The Mudcat Café TM
Thread #82811   Message #1520561
Posted By: Amos
12-Jul-05 - 12:24 PM
Thread Name: BS: Free falling
Subject: RE: BS: Free falling
In fact, now that we are planting robots on Mars, they will need to be able to calculate using any given g value depending on the planet they are deploying on.

For your entertainment, the percentage of your weight as it reads at sea-level on Earth, as it would appear using the same scale on other planets:

Mercury 37.8%
Venus    90.7%
Moon    16.6%
Mars    37.7%
Jupiter 253.3%
Saturn   106.4%
URanus    88.9%
NEptune   112.5%
Pluto    6.7%
Io (moon of Jupiter) 18.35%
Europa ( " "       ) 13.35%
Ganymede ( "   " ) 14.48%
Callisto ( " " ) 12.64%

SOL 2707.2%

Basics:

We often use the terms "mass" and "weight" interchangeably in our daily speech, but to an astronomer or a physicist they are completely different things. The mass of a body is a measure of how much matter it contains. An object with mass has a quality called inertia. If you shake an object like a stone in your hand, you would notice that it takes a push to get it moving, and another push to stop it again. If the stone is at rest, it wants to remain at rest. Once you've got it moving, it wants to stay moving. This quality or "sluggishness" of matter is its inertia. Mass is a measure of how much inertia an object displays.

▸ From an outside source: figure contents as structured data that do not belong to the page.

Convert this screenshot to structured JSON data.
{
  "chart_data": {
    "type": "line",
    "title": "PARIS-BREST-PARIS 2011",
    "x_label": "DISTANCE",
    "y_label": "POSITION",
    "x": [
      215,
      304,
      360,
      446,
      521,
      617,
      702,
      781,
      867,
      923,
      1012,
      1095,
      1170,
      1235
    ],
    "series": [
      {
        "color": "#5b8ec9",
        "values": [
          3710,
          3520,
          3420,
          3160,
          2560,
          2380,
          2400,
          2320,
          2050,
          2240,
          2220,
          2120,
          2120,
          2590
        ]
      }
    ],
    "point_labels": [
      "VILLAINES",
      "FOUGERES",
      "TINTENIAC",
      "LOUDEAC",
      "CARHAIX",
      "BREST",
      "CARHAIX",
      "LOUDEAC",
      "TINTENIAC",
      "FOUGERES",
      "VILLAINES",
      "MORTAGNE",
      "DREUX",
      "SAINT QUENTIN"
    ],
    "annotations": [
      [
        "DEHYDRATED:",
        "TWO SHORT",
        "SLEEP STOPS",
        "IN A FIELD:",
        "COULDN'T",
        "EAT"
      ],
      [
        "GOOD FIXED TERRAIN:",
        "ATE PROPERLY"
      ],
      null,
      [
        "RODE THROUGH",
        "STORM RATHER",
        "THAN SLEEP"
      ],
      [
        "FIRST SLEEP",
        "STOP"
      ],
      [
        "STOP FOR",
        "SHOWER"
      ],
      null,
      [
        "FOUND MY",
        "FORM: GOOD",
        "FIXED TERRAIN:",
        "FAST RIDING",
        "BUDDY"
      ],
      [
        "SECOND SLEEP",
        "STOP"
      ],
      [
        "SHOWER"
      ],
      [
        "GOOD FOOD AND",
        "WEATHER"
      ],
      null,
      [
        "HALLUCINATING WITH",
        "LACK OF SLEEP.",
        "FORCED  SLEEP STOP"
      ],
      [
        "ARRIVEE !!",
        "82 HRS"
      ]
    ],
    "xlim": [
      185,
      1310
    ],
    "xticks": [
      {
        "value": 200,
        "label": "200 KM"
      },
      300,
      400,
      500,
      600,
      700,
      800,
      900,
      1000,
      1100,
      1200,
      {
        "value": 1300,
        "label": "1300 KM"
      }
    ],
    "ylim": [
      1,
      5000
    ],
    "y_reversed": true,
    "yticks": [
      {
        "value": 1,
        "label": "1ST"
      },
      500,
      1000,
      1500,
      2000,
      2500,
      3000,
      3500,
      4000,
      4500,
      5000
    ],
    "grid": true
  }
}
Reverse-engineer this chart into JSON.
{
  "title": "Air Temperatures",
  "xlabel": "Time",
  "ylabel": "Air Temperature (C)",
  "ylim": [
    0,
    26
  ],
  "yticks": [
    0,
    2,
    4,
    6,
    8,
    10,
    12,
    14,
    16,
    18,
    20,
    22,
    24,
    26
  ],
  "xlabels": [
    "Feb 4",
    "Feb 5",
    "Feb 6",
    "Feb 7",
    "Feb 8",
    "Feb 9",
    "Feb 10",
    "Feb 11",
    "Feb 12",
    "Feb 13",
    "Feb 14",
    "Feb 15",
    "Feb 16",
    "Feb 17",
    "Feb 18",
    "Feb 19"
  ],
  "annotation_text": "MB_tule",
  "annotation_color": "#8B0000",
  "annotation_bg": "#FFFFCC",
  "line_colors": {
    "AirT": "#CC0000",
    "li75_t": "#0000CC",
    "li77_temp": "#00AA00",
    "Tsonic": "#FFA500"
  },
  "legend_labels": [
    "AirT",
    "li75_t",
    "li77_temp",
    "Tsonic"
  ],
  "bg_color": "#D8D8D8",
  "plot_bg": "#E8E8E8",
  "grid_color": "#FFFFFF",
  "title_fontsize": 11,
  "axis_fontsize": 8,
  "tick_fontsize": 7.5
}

Weight is an entirely different thing. Every object in the universe with mass attracts every other object with mass. The amount of attraction depends on the size of the masses and how far apart they are. For everyday-sized objects, this gravitational pull is vanishingly small, but the pull between a very large object, like the Earth, and another object, like you, can be easily measured. How? All you have to do is stand on a scale. Scales measure the force of attraction between you and the Earth. This force of attraction between you and the Earth (or any other planet) is called your weight. Weight is proportional to mass, but not the same thing.